Aside from this white corn tortilla, which is a delicious complement to any meal or dish and a basic ingredient in the preparation of Mexican tacos, La Vencedora manufactures red tortillas, specially baked for enchiladas, and the famous “Tostos,” a toasted, crispy tortilla chip that has won widespread attention. All of the products manufactured by La Vencedora enjoy a largedemand and are obtainable at grocery stores throughout the city.
   
Google Books
Sunset’s Host and Hostess Book
By Helen Kroeger Muhs, Sunset magazine
Published by Lane publishing co.
1940
Pg. 117:
Add French dressing, half a cup or so, chill, and serve on a big plate of shredded lettuce accompanied by tortilla chips. 
   
Google Books
The California Cook Book: For Indoor and Outdoor Eating
By Genevieve Anne Callahan
Published by M. Barrows
1946
Pg. 62:
Tortilla chips; toasted French bread; bread sticks.
   
Los Angeles (CA) Times 
Rebecca Webb Carranza, 98; Pioneered Creation, Manufacture of Tortilla Chip
By Valerie J. Nelson
February 07, 2006 in print edition B-11
The headline in Popular Mechanics magazine saluted a manufacturing triumph in Los Angeles: “Tortillas Meet the Machine Age.” It was 1950, and the El Zarape Tortilla Factory, among the first to automate the production of tortillas, had used a tortilla-making machine for three years.
 
Corn and flour disks poured off the conveyor belt more than 12 times faster than they could be made by hand. At first many came out “bent” or misshapen, as company President Rebecca Webb Carranza recalled decades later, and were thrown away.
 
For a family party in the late 1940s, Carranza cut some of the discarded tortillas into triangles and fried them. A hit with the relatives, the chips soon sold for a dime a bag at her Mexican delicatessen and factory at the corner of Jefferson Boulevard and Arlington Avenue in southwest Los Angeles.
 
By the 1960s, the snack the family packaged as Tort Chips and delivered up and down the coast had evolved into El Zarape’s primary business.

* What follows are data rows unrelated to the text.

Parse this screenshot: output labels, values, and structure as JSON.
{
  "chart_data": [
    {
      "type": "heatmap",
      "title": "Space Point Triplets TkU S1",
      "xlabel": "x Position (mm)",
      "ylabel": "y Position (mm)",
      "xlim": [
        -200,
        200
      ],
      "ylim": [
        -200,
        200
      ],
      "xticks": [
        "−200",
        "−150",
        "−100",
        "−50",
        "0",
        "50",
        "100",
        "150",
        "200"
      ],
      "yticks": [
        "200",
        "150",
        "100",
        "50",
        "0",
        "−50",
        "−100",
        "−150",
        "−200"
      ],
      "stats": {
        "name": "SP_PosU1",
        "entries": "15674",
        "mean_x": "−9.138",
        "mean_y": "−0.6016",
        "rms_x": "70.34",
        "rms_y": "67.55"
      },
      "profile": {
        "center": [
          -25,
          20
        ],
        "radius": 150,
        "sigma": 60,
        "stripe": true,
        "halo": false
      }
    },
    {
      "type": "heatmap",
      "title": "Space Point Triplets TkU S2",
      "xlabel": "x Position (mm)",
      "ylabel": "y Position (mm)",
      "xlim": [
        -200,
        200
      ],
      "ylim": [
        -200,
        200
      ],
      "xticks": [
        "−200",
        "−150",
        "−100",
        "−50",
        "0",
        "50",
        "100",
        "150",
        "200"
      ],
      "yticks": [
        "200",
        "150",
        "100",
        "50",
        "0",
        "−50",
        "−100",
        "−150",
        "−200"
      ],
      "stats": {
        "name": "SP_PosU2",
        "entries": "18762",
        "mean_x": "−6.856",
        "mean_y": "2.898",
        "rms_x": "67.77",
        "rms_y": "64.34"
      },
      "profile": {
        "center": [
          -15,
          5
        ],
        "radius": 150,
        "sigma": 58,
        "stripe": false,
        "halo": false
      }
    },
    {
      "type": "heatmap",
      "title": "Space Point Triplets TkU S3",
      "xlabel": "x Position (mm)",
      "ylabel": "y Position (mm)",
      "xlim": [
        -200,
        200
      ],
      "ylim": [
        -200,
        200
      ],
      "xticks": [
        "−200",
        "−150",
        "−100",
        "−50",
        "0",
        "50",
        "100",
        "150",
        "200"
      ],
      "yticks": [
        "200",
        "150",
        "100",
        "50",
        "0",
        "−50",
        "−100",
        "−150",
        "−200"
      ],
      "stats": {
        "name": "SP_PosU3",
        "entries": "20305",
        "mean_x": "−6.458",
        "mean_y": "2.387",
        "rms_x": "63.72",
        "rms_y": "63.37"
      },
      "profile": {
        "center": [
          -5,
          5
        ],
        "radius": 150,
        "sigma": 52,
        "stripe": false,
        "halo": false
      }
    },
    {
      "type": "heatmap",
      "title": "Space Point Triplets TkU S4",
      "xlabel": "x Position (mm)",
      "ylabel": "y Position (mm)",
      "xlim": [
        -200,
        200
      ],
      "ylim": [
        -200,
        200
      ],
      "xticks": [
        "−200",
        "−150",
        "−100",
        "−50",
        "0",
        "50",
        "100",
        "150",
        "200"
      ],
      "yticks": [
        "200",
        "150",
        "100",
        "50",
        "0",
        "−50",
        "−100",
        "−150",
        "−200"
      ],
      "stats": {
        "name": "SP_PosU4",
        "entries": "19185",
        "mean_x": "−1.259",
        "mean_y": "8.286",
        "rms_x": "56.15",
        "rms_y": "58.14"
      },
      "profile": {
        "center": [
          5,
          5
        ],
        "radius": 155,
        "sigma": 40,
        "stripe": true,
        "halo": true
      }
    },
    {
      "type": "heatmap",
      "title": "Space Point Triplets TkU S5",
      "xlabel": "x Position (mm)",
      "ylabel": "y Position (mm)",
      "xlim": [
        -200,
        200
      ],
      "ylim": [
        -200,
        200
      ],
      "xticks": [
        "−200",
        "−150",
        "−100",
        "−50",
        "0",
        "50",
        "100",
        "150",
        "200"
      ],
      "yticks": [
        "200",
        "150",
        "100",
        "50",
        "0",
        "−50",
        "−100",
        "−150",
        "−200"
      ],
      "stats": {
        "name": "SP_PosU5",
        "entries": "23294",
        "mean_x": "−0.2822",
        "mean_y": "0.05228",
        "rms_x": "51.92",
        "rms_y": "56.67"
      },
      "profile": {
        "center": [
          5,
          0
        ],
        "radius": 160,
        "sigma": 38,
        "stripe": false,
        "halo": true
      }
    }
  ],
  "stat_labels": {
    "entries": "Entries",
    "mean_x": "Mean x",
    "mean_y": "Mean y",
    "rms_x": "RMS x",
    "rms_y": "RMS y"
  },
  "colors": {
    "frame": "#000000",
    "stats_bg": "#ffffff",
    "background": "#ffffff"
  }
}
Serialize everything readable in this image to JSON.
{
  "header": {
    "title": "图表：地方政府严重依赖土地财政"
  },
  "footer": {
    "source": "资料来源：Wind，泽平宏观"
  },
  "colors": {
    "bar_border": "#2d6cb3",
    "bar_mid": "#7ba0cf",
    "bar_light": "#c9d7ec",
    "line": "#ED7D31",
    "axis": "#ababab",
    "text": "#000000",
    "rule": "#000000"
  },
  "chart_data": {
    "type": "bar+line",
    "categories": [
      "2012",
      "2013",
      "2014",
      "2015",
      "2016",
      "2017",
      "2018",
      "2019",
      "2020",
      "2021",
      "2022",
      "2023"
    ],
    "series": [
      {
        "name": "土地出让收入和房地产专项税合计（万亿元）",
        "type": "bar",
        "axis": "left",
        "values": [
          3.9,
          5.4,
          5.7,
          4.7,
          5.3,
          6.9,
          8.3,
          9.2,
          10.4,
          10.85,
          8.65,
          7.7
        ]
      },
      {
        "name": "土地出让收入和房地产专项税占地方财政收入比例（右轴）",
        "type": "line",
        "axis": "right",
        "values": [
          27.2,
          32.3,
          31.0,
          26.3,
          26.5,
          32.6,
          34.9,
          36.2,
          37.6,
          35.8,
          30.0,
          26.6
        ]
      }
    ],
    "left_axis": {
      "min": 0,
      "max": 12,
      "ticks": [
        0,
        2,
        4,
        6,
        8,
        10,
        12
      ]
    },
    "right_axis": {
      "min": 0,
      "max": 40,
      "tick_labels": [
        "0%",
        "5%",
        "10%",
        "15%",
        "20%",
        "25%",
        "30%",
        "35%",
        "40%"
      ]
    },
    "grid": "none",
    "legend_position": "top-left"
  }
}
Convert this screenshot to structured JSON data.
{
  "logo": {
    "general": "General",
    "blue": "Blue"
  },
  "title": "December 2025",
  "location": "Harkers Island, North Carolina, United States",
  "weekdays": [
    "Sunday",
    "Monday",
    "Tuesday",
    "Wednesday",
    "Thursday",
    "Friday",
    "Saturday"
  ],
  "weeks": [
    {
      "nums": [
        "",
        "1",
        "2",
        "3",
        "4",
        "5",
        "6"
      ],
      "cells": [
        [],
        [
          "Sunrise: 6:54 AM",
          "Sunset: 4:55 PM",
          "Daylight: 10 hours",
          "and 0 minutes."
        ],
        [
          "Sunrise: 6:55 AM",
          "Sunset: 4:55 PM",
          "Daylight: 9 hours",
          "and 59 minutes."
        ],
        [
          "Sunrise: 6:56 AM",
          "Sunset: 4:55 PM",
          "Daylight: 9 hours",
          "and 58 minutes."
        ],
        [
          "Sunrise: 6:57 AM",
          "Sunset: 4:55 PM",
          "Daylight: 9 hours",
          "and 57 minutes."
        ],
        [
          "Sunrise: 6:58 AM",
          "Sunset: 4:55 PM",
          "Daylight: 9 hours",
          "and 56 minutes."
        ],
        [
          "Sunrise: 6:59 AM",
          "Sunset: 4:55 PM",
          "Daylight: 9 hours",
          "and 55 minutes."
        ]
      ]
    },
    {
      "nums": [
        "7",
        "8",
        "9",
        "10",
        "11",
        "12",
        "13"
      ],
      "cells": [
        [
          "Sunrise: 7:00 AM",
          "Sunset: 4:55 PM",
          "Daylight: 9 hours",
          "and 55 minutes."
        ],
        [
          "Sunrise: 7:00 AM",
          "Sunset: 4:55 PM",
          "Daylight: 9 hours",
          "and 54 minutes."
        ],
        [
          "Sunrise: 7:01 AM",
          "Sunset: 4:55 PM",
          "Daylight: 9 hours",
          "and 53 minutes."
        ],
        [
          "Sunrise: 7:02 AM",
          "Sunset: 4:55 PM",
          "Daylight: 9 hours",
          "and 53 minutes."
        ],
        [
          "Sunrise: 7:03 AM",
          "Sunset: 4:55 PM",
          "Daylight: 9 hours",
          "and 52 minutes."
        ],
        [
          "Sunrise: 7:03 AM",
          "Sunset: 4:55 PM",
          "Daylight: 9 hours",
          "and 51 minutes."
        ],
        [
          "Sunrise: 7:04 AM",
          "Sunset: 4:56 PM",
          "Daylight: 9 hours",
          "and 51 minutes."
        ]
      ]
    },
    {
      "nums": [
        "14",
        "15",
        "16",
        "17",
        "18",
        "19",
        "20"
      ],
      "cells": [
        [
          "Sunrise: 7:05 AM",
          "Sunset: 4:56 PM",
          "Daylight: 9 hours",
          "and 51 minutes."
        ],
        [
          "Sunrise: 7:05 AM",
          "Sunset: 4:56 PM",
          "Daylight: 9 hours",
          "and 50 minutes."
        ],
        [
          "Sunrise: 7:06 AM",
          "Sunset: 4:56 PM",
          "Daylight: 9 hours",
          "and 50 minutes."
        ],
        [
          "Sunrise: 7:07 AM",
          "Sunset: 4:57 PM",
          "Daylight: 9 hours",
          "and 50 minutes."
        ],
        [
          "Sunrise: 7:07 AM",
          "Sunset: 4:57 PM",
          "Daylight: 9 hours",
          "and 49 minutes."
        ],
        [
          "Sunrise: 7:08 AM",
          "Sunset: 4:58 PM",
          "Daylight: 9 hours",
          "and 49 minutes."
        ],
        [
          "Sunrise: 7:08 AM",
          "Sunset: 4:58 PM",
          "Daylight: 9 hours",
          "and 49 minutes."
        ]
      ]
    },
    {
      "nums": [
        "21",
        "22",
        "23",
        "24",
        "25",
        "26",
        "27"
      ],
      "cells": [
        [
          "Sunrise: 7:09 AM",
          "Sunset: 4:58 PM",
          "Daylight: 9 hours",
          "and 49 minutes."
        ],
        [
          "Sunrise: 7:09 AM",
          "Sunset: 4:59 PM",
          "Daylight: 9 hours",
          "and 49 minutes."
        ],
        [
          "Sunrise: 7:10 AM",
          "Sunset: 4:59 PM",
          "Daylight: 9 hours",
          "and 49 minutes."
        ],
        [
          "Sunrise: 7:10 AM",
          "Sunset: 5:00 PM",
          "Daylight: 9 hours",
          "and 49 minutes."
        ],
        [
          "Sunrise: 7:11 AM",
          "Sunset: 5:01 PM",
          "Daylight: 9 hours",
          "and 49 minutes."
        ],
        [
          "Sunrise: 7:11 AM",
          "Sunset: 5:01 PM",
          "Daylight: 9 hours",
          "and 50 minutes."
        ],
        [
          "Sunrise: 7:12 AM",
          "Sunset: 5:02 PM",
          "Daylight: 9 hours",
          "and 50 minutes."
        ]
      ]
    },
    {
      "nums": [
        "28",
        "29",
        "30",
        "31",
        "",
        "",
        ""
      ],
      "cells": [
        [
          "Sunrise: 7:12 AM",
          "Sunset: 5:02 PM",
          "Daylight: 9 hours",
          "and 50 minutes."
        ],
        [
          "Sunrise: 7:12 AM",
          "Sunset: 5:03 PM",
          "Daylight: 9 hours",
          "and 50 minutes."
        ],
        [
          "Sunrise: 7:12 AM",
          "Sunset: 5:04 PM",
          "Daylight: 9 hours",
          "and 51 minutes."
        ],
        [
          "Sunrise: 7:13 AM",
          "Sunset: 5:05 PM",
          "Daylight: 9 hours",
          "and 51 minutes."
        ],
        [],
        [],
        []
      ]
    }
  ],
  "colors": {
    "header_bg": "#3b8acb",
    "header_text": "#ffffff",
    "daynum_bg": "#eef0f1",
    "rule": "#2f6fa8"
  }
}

Carranza, who was recognized by the tortilla industry as one of the pioneers of the commercial tortilla chip, died Jan. 19 from complications of old age at a hospice in Phoenix, her family said. She was 98.
 
San Diego (CA) Union-Tribune
OBITUARY
Rebecca Carranza; a pioneer of the tortilla chip; 98
ASSOCIATED PRESS
February 24, 2006
Rebecca Webb Carranza, who is credited with playing an important role in popularizing the now ubiquitous tortilla chip, has died at age 98.

Ms. Carranza died Jan. 19 at a hospice in Phoenix, said her sons, Mario R. Carranza and Victor Luis Carranza.

In the late 1940s, the Carranza family’s Los Angeles-based El Zarape Tortilla Factory began making tortillas by machine, but at first many of the corn and flour disks were misshapen and had to be thrown away.

Ms. Carranza took some of the rejects home for a party, cut them into triangles and fried them. They were a huge hit with her guests and she began selling them for 10 cents a bag. By the 1960s the Tort Chips, as they were called, were El Zarape’s main business.
 
Ms. Carranza was one of about 20 industry innovators honored with the Golden Tortilla in 1994 and 1995, the only years the award was given, said Mario Orozco, an employee of Irving, Texas-based Azteca Milling, who created the honor.